- Spectrum cover art
- Developer: Oxford Digital Enterprises
- Publisher: Argus Press Software
- Programmers: Commodore 64 Jef Gamon Amiga Richard T. Horrocks
- Artist: Jason Kingsley
- Platforms: Amiga, Amstrad CPC, Apple II, Macintosh, Apple IIGS, Atari ST, Commodore 64, MS-DOS, ZX Spectrum, MSX
- Release: NA: 1987; Apple IIGS: 1989
- Genre: Submarine simulator
- Mode: Single-player

= The Hunt for Red October (1987 video game) =

The Hunt for Red October is a video game based on the 1984 book The Hunt for Red October by Tom Clancy. It was released in 1987 and was available for the Atari ST, Amiga, Apple II, Macintosh, ZX Spectrum, MSX, Commodore 64, and IBM PC. A port for the Apple IIGS was released in 1989. The game is a combination of a submarine simulator and strategy. The player navigates the Red October towards U.S. waters while avoiding the Soviet Navy.

== Gameplay ==

The game's interface is fully mouse driven, with the red hammer and sickle serving as a pointer (Atari ST screenshot)

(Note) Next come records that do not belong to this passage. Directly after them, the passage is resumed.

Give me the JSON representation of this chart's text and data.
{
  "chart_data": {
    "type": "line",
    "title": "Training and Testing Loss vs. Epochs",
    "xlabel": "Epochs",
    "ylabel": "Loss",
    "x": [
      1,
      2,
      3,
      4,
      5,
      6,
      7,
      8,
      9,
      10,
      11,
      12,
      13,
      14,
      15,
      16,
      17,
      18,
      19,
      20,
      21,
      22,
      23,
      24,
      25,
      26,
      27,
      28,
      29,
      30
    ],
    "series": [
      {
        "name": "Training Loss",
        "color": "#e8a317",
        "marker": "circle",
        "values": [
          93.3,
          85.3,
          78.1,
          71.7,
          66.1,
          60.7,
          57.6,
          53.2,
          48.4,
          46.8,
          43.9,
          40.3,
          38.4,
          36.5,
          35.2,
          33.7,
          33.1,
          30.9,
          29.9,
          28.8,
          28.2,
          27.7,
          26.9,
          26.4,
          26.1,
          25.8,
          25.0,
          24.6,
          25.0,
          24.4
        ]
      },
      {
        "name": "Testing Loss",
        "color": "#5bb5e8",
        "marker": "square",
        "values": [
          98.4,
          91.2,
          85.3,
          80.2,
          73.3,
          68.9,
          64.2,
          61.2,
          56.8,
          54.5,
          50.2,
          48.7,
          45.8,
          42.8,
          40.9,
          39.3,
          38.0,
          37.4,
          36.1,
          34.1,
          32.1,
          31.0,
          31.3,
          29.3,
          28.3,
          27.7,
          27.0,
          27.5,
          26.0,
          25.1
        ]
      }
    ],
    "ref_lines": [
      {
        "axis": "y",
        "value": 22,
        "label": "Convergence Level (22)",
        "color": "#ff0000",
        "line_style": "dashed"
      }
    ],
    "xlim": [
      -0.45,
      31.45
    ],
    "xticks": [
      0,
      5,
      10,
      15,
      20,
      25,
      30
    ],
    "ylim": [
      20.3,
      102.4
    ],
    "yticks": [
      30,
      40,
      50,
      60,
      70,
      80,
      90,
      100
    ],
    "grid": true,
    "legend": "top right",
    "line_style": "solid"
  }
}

In The Hunt For Red October, the player is a Russian submarine commander defecting to the West. The submarine is equipped with a silent caterpillar drive. The mission has two parts: escape and rendezvous. Escaping involves navigating obstacles and avoiding Russian submarines. The difficulty of rendezvous depends on the player's performance in the first section.

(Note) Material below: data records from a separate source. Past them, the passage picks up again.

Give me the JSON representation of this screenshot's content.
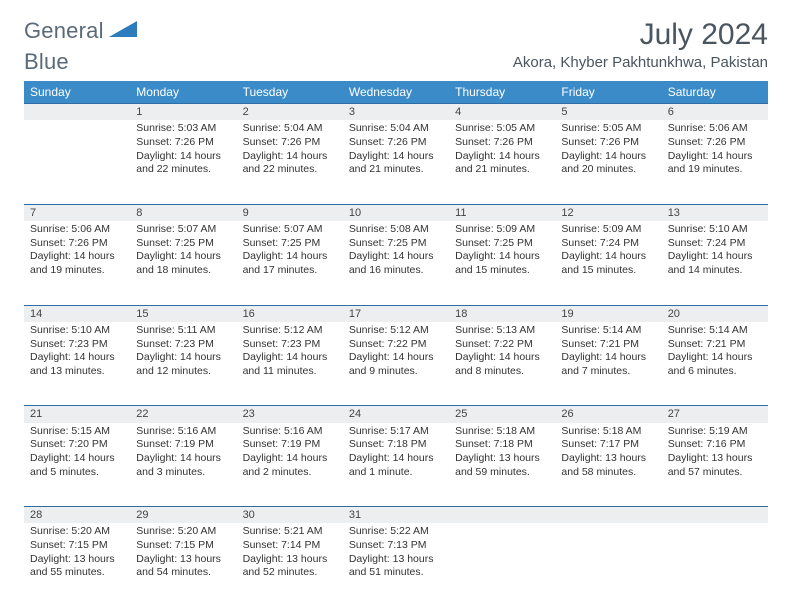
{
  "brand": {
    "name": "General",
    "accent": "Blue"
  },
  "title": "July 2024",
  "location": "Akora, Khyber Pakhtunkhwa, Pakistan",
  "colors": {
    "header_bg": "#3b8bc8",
    "header_text": "#ffffff",
    "row_divider": "#2d6ea7",
    "daynum_bg": "#eceeef",
    "text": "#333333",
    "title_text": "#4a5560",
    "logo_text": "#5a6a78",
    "logo_accent": "#2b7bbd"
  },
  "weekdays": [
    "Sunday",
    "Monday",
    "Tuesday",
    "Wednesday",
    "Thursday",
    "Friday",
    "Saturday"
  ],
  "weeks": [
    {
      "nums": [
        "",
        "1",
        "2",
        "3",
        "4",
        "5",
        "6"
      ],
      "cells": [
        null,
        {
          "sunrise": "Sunrise: 5:03 AM",
          "sunset": "Sunset: 7:26 PM",
          "day1": "Daylight: 14 hours",
          "day2": "and 22 minutes."
        },
        {
          "sunrise": "Sunrise: 5:04 AM",
          "sunset": "Sunset: 7:26 PM",
          "day1": "Daylight: 14 hours",
          "day2": "and 22 minutes."
        },
        {
          "sunrise": "Sunrise: 5:04 AM",
          "sunset": "Sunset: 7:26 PM",
          "day1": "Daylight: 14 hours",
          "day2": "and 21 minutes."
        },
        {
          "sunrise": "Sunrise: 5:05 AM",
          "sunset": "Sunset: 7:26 PM",
          "day1": "Daylight: 14 hours",
          "day2": "and 21 minutes."
        },
        {
          "sunrise": "Sunrise: 5:05 AM",
          "sunset": "Sunset: 7:26 PM",
          "day1": "Daylight: 14 hours",
          "day2": "and 20 minutes."
        },
        {
          "sunrise": "Sunrise: 5:06 AM",
          "sunset": "Sunset: 7:26 PM",
          "day1": "Daylight: 14 hours",
          "day2": "and 19 minutes."
        }
      ]
    },
    {
      "nums": [
        "7",
        "8",
        "9",
        "10",
        "11",
        "12",
        "13"
      ],
      "cells": [
        {
          "sunrise": "Sunrise: 5:06 AM",
          "sunset": "Sunset: 7:26 PM",
          "day1": "Daylight: 14 hours",
          "day2": "and 19 minutes."
        },
        {
          "sunrise": "Sunrise: 5:07 AM",
          "sunset": "Sunset: 7:25 PM",
          "day1": "Daylight: 14 hours",
          "day2": "and 18 minutes."
        },
        {
          "sunrise": "Sunrise: 5:07 AM",
          "sunset": "Sunset: 7:25 PM",
          "day1": "Daylight: 14 hours",
          "day2": "and 17 minutes."
        },
        {
          "sunrise": "Sunrise: 5:08 AM",
          "sunset": "Sunset: 7:25 PM",
          "day1": "Daylight: 14 hours",
          "day2": "and 16 minutes."
        },
        {
          "sunrise": "Sunrise: 5:09 AM",
          "sunset": "Sunset: 7:25 PM",
          "day1": "Daylight: 14 hours",
          "day2": "and 15 minutes."
        },
        {
          "sunrise": "Sunrise: 5:09 AM",
          "sunset": "Sunset: 7:24 PM",
          "day1": "Daylight: 14 hours",
          "day2": "and 15 minutes."
        },
        {
          "sunrise": "Sunrise: 5:10 AM",
          "sunset": "Sunset: 7:24 PM",
          "day1": "Daylight: 14 hours",
          "day2": "and 14 minutes."
        }
      ]
    },
    {
      "nums": [
        "14",
        "15",
        "16",
        "17",
        "18",
        "19",
        "20"
      ],
      "cells": [
        {
          "sunrise": "Sunrise: 5:10 AM",
          "sunset": "Sunset: 7:23 PM",
          "day1": "Daylight: 14 hours",
          "day2": "and 13 minutes."
        },
        {
          "sunrise": "Sunrise: 5:11 AM",
          "sunset": "Sunset: 7:23 PM",
          "day1": "Daylight: 14 hours",
          "day2": "and 12 minutes."
        },
        {
          "sunrise": "Sunrise: 5:12 AM",
          "sunset": "Sunset: 7:23 PM",
          "day1": "Daylight: 14 hours",
          "day2": "and 11 minutes."
        },
        {
          "sunrise": "Sunrise: 5:12 AM",
          "sunset": "Sunset: 7:22 PM",
          "day1": "Daylight: 14 hours",
          "day2": "and 9 minutes."
        },
        {
          "sunrise": "Sunrise: 5:13 AM",
          "sunset": "Sunset: 7:22 PM",
          "day1": "Daylight: 14 hours",
          "day2": "and 8 minutes."
        },
        {
          "sunrise": "Sunrise: 5:14 AM",
          "sunset": "Sunset: 7:21 PM",
          "day1": "Daylight: 14 hours",
          "day2": "and 7 minutes."
        },
        {
          "sunrise": "Sunrise: 5:14 AM",
          "sunset": "Sunset: 7:21 PM",
          "day1": "Daylight: 14 hours",
          "day2": "and 6 minutes."
        }
      ]
    },
    {
      "nums": [
        "21",
        "22",
        "23",
        "24",
        "25",
        "26",
        "27"
      ],
      "cells": [
        {
          "sunrise": "Sunrise: 5:15 AM",
          "sunset": "Sunset: 7:20 PM",
          "day1": "Daylight: 14 hours",
          "day2": "and 5 minutes."
        },
        {
          "sunrise": "Sunrise: 5:16 AM",
          "sunset": "Sunset: 7:19 PM",
          "day1": "Daylight: 14 hours",
          "day2": "and 3 minutes."
        },
        {
          "sunrise": "Sunrise: 5:16 AM",
          "sunset": "Sunset: 7:19 PM",
          "day1": "Daylight: 14 hours",
          "day2": "and 2 minutes."
        },
        {
          "sunrise": "Sunrise: 5:17 AM",
          "sunset": "Sunset: 7:18 PM",
          "day1": "Daylight: 14 hours",
          "day2": "and 1 minute."
        },
        {
          "sunrise": "Sunrise: 5:18 AM",
          "sunset": "Sunset: 7:18 PM",
          "day1": "Daylight: 13 hours",
          "day2": "and 59 minutes."
        },
        {
          "sunrise": "Sunrise: 5:18 AM",
          "sunset": "Sunset: 7:17 PM",
          "day1": "Daylight: 13 hours",
          "day2": "and 58 minutes."
        },
        {
          "sunrise": "Sunrise: 5:19 AM",
          "sunset": "Sunset: 7:16 PM",
          "day1": "Daylight: 13 hours",
          "day2": "and 57 minutes."
        }
      ]
    },
    {
      "nums": [
        "28",
        "29",
        "30",
        "31",
        "",
        "",
        ""
      ],
      "cells": [
        {
          "sunrise": "Sunrise: 5:20 AM",
          "sunset": "Sunset: 7:15 PM",
          "day1": "Daylight: 13 hours",
          "day2": "and 55 minutes."
        },
        {
          "sunrise": "Sunrise: 5:20 AM",
          "sunset": "Sunset: 7:15 PM",
          "day1": "Daylight: 13 hours",
          "day2": "and 54 minutes."
        },
        {
          "sunrise": "Sunrise: 5:21 AM",
          "sunset": "Sunset: 7:14 PM",
          "day1": "Daylight: 13 hours",
          "day2": "and 52 minutes."
        },
        {
          "sunrise": "Sunrise: 5:22 AM",
          "sunset": "Sunset: 7:13 PM",
          "day1": "Daylight: 13 hours",
          "day2": "and 51 minutes."
        },
        null,
        null,
        null
      ]
    }
  ]
}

The playing screen is divided into two areas: the top shows maps, sonar projections, and a periscope viewpoint, while the bottom displays icons, messages, and gauges to control the ship. The game is mouse-driven, with control split between sonar, engines, weapons, and periscope.

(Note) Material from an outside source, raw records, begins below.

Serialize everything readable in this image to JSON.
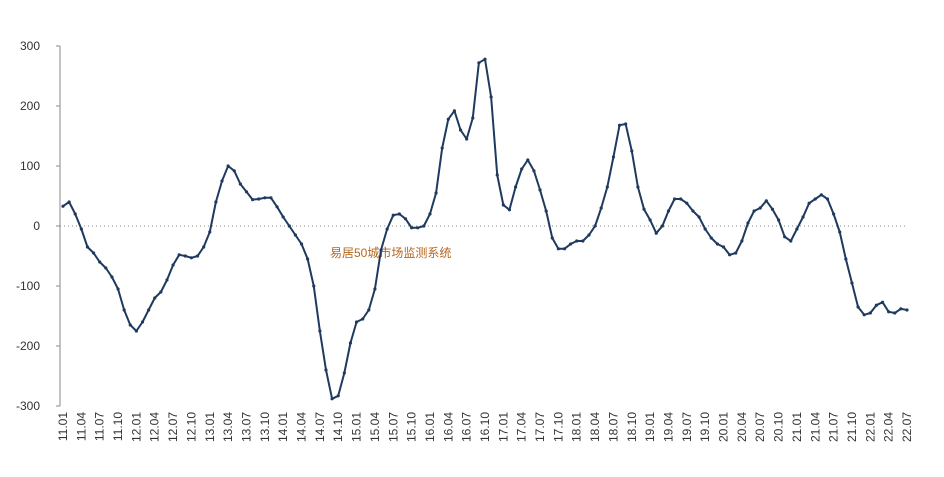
{
  "chart_data": {
    "type": "line",
    "annotation": "易居50城市场监测系统",
    "categories": [
      "11.01",
      null,
      null,
      "11.04",
      null,
      null,
      "11.07",
      null,
      null,
      "11.10",
      null,
      null,
      "12.01",
      null,
      null,
      "12.04",
      null,
      null,
      "12.07",
      null,
      null,
      "12.10",
      null,
      null,
      "13.01",
      null,
      null,
      "13.04",
      null,
      null,
      "13.07",
      null,
      null,
      "13.10",
      null,
      null,
      "14.01",
      null,
      null,
      "14.04",
      null,
      null,
      "14.07",
      null,
      null,
      "14.10",
      null,
      null,
      "15.01",
      null,
      null,
      "15.04",
      null,
      null,
      "15.07",
      null,
      null,
      "15.10",
      null,
      null,
      "16.01",
      null,
      null,
      "16.04",
      null,
      null,
      "16.07",
      null,
      null,
      "16.10",
      null,
      null,
      "17.01",
      null,
      null,
      "17.04",
      null,
      null,
      "17.07",
      null,
      null,
      "17.10",
      null,
      null,
      "18.01",
      null,
      null,
      "18.04",
      null,
      null,
      "18.07",
      null,
      null,
      "18.10",
      null,
      null,
      "19.01",
      null,
      null,
      "19.04",
      null,
      null,
      "19.07",
      null,
      null,
      "19.10",
      null,
      null,
      "20.01",
      null,
      null,
      "20.04",
      null,
      null,
      "20.07",
      null,
      null,
      "20.10",
      null,
      null,
      "21.01",
      null,
      null,
      "21.04",
      null,
      null,
      "21.07",
      null,
      null,
      "21.10",
      null,
      null,
      "22.01",
      null,
      null,
      "22.04",
      null,
      null,
      "22.07"
    ],
    "series": [
      {
        "color": "#1f3a5f",
        "values": [
          33,
          40,
          20,
          -5,
          -35,
          -45,
          -60,
          -70,
          -85,
          -105,
          -140,
          -165,
          -175,
          -160,
          -140,
          -120,
          -110,
          -90,
          -65,
          -48,
          -50,
          -53,
          -50,
          -35,
          -10,
          40,
          75,
          100,
          92,
          70,
          57,
          44,
          45,
          47,
          47,
          32,
          15,
          0,
          -15,
          -30,
          -55,
          -100,
          -175,
          -240,
          -288,
          -283,
          -245,
          -195,
          -160,
          -155,
          -140,
          -105,
          -40,
          -5,
          18,
          20,
          12,
          -3,
          -3,
          0,
          20,
          55,
          130,
          178,
          192,
          160,
          145,
          180,
          272,
          278,
          215,
          85,
          35,
          27,
          65,
          95,
          110,
          92,
          60,
          25,
          -20,
          -38,
          -38,
          -30,
          -25,
          -25,
          -15,
          0,
          30,
          65,
          115,
          168,
          170,
          125,
          65,
          28,
          10,
          -12,
          0,
          25,
          45,
          45,
          38,
          25,
          15,
          -5,
          -20,
          -30,
          -35,
          -48,
          -45,
          -25,
          5,
          25,
          30,
          42,
          28,
          10,
          -18,
          -25,
          -5,
          15,
          38,
          45,
          52,
          45,
          20,
          -10,
          -55,
          -95,
          -135,
          -148,
          -145,
          -132,
          -127,
          -143,
          -145,
          -138,
          -140
        ]
      }
    ],
    "ylim": [
      -300,
      300
    ],
    "yticks": [
      300,
      200,
      100,
      0,
      -100,
      -200,
      -300
    ],
    "grid": false
  }
}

Options include saving/loading positions and accessing a recognition chart for enemy craft. Pressing FI accesses these options and pauses the game. If the sub is destroyed or hits an obstacle, a newspaper-style report rates the player's performance.

== Reception ==
Computer Gaming World in 1988 described it as an excellent submarine simulator, controlled entirely by mouse. The replay value of the game was also praised, as the Soviets change tactics with each game. A 1992 survey in the magazine of wargames with modern settings was much more negative, giving the game one and a half stars out of five and stating that it "probably did more to turn off purchasers to the wargame genre than any other product". Antic recommended the ST version of the Hunt for Red October to fans of the novel or submarine games. The Palm Beach Post criticized the game as too difficult, not providing the player with information needed to win.